Tentu saja, catatan hitam Prancis belum berakhir. Negara yang selalu mengklaim membela kemanusiaan ini telah melakukan kejahatan bahkan di bidang pengobatan dan medis. Misalnya, mengirimkan darah terkontaminasi dari Prancis ke 10 negara di dunia, termasuk Iran, adalah kejahatan tak termaafkan yang terus memakan korban. 40 tahun lalu, pemerintah Prancis mengeluarkan izin untuk mengekspor darah terkontaminasi ke 10 negara di dunia, termasuk Iran. Darah ini dikeluarkan oleh Institut Merio, yang terinfeksi virus AIDS atau HIV, dan setelah penyuntikan darah yang terkontaminasi ini, ribuan orang terinfeksi berbagai penyakit. Otoritas Prancis tidak mencegah ekspornya ke negara lain bahkan setelah mereka mengetahui tentang kontaminasi darah ini dan sementara mereka melarang konsumsi domestiknya.
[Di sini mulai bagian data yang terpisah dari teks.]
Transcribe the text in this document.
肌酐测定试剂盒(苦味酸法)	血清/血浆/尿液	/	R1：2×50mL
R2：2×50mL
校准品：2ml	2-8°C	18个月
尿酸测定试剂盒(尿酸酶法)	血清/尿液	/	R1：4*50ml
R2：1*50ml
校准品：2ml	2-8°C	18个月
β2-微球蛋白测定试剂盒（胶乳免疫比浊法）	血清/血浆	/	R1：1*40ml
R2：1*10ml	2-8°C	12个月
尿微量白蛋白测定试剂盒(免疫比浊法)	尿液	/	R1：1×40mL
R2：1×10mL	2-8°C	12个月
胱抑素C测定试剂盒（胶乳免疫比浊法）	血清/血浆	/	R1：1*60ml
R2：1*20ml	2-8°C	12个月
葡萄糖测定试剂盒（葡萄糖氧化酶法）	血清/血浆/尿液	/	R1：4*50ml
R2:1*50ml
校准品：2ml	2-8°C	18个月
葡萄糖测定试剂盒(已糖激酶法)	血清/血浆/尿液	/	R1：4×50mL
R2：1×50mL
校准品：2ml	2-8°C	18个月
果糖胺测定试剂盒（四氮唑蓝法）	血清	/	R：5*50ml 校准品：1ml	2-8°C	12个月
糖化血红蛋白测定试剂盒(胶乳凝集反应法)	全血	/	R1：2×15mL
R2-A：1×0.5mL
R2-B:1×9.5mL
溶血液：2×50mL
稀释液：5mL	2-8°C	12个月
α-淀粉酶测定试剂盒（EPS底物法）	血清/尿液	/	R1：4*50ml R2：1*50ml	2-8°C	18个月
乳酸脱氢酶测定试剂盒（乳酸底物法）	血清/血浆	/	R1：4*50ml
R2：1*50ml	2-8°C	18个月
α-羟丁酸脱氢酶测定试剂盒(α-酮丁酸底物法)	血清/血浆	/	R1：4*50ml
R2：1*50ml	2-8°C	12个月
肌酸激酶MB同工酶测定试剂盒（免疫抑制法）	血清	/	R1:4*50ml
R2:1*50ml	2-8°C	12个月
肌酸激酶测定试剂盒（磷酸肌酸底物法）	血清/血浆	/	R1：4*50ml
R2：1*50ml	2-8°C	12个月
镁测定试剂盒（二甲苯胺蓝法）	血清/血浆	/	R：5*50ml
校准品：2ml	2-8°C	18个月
Selama beberapa waktu lalu, seiring dengan pandemi COVID-19, perilaku tak manusiawi Prancis juga semakin terkuak. Mereka bukan saja tidak memberikan vaksin dan peralatan medis ke negara-negara lain, bahkan negara-negara Eropa yang lebih lemah pun tak terkecualikan. Tak hanya itu, selama proses vaksinasi pun, Paris memberlakukan praktek diskriminasi di antara warganya.
Prancis masih melanjutkan kejahatannya baik secara terang-terangan atau tersembunyi. Mereka ketika mengklaim sebagai pembela HAM, kejahatan mereka tidak pernah terlupakan dalam sejarah, dan kini petinggi Prancis juga memainkan peran penting di perang Ukraina, dan terus melanjutkan perannya tersebut.